On April 16th, a North Korean merchant ship landed a small boat on a remote beach in southern Australia. Its cargo: nearly fifty kilograms of heroin valued at some fifty-million dollars. Australian authorities arrested the drug dealers, the ship's captain, and twenty-nine crewmen. The North Korean vessel carried no legitimate cargo. It was fitted with extra fuel tanks and other equipment used by drug smugglers. The capture was important, says U.S. State Department spokesman Philip Reeker:
"This was a very impressive seizure off Australia's coast, of a North Korean ship, the Pong Su, which was carrying heroin, and it does provide new evidence of trafficking from North Korea and clearly suggests involvement of North Korean state entities in criminal activities."
This is not the first time North Korea has been caught trafficking drugs. In January 2002, the Japanese coast guard seized one-hundred fifty kilograms of methamphetamine from a Chinese ship off Japan. The drugs were believed to have been manufactured in North Korea. In July 2002, Taiwan arrested nine men for attempting to smuggle seventy-nine kilograms of heroin. The heroin had been transferred from a North Korean naval vessel.

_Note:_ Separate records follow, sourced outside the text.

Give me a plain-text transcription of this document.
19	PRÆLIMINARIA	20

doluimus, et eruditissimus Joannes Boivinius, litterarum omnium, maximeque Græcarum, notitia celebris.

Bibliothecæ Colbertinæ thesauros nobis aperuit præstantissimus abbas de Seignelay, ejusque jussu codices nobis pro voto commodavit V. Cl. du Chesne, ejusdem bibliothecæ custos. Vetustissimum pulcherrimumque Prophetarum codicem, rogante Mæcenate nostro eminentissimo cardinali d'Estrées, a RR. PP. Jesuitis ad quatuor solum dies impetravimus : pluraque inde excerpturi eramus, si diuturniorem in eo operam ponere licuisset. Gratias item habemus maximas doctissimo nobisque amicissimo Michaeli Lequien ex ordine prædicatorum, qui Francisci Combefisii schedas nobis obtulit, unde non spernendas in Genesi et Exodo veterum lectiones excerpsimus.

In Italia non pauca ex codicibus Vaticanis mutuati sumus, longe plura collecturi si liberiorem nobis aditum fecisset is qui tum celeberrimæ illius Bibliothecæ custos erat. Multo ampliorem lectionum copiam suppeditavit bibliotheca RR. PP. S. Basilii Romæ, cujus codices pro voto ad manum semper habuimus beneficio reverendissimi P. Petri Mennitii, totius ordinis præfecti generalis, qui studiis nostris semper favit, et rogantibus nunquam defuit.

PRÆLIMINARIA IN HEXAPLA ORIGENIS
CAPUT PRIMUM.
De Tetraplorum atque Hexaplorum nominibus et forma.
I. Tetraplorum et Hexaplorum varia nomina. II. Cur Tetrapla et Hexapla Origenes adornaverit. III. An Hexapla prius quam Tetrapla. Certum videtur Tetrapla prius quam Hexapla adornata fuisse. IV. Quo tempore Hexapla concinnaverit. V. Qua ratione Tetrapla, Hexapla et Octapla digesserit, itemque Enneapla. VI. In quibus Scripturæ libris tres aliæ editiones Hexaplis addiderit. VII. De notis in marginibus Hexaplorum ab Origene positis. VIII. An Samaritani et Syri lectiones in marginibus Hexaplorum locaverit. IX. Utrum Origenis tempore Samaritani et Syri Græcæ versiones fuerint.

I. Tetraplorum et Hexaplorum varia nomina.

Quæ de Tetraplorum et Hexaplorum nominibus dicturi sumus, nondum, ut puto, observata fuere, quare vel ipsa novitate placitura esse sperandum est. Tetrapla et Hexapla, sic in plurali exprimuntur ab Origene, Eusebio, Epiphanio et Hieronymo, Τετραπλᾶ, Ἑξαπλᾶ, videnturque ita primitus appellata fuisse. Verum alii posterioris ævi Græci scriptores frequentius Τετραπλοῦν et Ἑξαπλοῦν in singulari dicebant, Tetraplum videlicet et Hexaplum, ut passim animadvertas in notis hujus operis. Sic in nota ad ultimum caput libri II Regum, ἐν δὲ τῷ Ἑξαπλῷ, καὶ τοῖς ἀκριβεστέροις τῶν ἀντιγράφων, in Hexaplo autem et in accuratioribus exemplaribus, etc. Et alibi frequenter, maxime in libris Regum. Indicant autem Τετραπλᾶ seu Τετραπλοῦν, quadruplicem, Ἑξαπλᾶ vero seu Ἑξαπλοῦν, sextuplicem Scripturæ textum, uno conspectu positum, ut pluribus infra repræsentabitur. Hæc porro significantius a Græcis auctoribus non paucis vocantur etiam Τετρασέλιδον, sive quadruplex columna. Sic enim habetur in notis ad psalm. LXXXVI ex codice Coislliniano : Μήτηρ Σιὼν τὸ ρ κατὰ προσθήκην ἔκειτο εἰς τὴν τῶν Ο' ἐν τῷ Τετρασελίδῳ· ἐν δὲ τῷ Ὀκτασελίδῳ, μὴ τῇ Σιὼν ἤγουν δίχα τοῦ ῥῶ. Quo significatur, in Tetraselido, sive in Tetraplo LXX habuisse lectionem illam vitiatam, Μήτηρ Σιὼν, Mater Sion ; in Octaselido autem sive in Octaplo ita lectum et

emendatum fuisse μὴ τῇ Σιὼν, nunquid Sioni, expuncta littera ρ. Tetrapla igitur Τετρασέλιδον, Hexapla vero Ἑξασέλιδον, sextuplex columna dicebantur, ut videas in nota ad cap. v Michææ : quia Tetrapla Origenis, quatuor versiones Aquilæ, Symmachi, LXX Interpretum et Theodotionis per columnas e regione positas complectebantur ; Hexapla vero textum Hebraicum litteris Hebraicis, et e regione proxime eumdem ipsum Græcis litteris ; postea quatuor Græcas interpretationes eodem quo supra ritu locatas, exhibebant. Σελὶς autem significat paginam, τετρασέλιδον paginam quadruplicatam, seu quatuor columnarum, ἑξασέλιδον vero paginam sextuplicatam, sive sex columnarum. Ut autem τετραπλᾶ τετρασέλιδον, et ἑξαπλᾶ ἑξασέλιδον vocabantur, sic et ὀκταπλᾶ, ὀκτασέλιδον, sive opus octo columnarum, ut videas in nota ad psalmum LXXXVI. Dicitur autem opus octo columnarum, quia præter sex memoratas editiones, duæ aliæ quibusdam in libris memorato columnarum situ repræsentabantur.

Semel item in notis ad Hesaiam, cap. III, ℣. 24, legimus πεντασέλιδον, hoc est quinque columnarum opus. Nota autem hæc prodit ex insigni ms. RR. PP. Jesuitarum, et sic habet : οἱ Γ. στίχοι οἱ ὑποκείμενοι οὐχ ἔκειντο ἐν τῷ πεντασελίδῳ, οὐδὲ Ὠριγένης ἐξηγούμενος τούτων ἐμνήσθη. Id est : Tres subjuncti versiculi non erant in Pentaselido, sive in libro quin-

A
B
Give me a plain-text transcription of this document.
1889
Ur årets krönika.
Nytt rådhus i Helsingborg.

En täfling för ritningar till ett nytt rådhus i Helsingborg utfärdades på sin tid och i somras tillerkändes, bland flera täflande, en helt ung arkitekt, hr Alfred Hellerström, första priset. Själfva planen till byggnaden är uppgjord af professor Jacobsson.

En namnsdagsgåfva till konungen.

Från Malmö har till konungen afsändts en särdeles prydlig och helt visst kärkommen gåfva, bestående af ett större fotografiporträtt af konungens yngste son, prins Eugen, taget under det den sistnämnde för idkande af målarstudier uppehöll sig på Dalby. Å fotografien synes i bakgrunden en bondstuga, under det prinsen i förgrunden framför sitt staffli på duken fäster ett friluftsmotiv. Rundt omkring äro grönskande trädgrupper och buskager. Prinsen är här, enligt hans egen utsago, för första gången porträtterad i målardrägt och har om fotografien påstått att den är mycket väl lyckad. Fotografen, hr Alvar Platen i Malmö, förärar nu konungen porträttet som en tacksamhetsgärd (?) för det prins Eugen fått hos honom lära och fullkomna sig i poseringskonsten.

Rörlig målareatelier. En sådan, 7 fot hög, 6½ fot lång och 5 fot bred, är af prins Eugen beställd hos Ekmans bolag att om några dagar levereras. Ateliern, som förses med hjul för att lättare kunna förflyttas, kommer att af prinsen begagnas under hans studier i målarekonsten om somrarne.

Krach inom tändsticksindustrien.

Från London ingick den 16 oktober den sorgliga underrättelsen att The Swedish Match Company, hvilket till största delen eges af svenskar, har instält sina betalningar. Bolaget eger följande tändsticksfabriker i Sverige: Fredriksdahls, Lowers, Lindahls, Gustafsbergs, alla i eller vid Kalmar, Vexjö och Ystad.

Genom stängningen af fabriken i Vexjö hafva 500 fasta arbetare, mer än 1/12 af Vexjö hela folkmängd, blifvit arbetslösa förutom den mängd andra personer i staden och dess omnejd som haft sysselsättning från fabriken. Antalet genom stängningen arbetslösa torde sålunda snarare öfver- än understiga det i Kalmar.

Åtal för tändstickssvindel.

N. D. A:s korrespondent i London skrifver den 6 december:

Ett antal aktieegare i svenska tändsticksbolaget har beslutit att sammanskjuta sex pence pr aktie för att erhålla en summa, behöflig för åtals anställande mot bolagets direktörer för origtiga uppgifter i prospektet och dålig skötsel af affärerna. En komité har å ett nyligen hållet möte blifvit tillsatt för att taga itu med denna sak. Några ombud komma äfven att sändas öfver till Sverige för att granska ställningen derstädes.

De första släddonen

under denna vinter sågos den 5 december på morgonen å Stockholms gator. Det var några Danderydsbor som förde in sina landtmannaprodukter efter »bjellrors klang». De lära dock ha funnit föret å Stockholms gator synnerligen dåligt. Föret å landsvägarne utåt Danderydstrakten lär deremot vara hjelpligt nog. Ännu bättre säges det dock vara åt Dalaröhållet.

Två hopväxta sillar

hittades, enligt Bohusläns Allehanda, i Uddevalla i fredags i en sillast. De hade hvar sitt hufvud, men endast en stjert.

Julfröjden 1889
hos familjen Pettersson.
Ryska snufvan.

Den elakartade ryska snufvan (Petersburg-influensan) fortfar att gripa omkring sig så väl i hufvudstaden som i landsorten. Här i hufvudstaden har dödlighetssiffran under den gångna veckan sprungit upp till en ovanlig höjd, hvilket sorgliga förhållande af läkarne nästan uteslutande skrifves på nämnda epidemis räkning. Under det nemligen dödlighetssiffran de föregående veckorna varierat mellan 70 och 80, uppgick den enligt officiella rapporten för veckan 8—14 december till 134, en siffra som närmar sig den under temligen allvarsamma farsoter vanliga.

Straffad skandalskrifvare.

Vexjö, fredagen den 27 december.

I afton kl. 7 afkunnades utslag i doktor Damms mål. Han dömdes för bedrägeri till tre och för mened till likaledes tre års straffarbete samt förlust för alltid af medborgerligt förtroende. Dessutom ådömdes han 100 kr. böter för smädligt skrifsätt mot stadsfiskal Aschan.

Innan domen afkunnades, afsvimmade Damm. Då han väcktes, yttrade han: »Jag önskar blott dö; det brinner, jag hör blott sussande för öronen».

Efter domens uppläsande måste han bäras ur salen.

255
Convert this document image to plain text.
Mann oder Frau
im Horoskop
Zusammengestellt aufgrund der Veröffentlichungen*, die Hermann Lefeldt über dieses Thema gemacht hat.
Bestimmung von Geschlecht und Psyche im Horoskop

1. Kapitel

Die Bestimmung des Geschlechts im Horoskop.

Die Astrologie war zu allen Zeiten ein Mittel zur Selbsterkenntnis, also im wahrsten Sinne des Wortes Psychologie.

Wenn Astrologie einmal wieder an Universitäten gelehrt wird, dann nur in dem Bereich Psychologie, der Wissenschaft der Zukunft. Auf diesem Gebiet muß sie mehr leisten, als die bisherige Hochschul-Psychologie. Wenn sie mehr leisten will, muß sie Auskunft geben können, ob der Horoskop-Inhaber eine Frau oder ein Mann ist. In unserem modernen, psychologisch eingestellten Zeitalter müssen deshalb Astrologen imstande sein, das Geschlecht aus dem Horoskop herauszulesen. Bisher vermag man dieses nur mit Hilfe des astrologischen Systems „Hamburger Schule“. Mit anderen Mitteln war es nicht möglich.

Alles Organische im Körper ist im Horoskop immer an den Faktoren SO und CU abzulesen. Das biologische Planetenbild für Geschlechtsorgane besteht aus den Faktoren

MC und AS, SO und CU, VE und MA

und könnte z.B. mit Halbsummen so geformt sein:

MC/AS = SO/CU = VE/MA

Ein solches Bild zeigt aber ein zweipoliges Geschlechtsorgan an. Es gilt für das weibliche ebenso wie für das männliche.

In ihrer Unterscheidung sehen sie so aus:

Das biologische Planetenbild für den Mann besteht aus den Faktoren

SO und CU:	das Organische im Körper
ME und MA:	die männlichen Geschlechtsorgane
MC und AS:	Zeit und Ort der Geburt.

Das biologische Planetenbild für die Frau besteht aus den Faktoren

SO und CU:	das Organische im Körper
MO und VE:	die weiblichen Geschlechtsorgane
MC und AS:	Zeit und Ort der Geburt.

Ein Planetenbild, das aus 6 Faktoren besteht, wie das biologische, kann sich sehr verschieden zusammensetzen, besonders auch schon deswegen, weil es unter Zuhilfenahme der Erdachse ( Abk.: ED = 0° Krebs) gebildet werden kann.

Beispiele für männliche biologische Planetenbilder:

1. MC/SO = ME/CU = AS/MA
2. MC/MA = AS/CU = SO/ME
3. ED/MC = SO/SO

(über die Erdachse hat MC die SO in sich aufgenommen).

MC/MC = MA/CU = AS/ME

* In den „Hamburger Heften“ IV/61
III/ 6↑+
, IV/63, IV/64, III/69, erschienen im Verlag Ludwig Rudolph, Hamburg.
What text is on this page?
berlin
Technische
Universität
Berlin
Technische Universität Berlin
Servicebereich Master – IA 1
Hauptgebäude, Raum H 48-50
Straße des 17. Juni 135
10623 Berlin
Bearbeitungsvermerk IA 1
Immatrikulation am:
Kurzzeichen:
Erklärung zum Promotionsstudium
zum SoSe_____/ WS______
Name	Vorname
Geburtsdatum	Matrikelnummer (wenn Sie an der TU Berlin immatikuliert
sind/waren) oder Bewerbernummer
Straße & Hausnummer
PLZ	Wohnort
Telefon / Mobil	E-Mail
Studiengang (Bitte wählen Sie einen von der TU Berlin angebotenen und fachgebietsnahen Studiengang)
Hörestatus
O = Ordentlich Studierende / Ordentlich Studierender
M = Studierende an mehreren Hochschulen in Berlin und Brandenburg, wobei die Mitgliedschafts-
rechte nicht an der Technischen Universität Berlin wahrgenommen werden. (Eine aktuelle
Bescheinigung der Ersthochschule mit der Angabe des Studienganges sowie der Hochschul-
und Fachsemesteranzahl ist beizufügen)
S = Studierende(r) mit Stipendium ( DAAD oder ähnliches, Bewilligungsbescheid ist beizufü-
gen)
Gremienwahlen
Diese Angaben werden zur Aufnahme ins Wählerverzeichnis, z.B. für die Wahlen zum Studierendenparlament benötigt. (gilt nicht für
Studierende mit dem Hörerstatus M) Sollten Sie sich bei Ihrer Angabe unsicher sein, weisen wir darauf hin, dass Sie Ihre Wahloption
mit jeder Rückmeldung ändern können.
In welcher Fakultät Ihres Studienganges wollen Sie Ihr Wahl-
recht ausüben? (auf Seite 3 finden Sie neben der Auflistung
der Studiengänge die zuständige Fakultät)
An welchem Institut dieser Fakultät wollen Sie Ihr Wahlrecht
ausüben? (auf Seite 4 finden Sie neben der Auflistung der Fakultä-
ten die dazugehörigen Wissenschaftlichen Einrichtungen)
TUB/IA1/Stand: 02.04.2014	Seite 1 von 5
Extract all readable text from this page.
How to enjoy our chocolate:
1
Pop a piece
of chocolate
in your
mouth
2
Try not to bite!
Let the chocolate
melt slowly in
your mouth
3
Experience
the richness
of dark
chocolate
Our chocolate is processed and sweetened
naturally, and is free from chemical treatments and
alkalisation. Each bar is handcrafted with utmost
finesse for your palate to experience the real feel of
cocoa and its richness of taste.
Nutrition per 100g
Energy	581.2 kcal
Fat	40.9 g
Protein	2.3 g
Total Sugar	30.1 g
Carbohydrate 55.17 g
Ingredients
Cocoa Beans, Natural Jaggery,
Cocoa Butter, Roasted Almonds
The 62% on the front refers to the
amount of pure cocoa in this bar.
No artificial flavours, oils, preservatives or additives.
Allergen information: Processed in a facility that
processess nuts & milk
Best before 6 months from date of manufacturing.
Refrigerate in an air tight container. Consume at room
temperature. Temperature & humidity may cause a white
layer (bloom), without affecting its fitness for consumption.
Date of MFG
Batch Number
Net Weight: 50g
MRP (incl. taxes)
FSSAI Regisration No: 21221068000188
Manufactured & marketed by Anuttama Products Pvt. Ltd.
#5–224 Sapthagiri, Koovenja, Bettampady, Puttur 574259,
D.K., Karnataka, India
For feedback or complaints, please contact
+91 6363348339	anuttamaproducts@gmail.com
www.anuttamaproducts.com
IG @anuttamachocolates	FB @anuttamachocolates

The North Korean government is believed to be directly involved in manufacturing heroin and methamphetamine. North Korea is a totalitarian Communist state that subjects all economic activity to its control and has reduced the North Korean people to poverty and starvation.
North Korea's drug trafficking, like its sales of missiles to state sponsors of terrorism, exhibits a reckless disregard for the consequences. Such a regime cannot be permitted to develop a nuclear arsenal.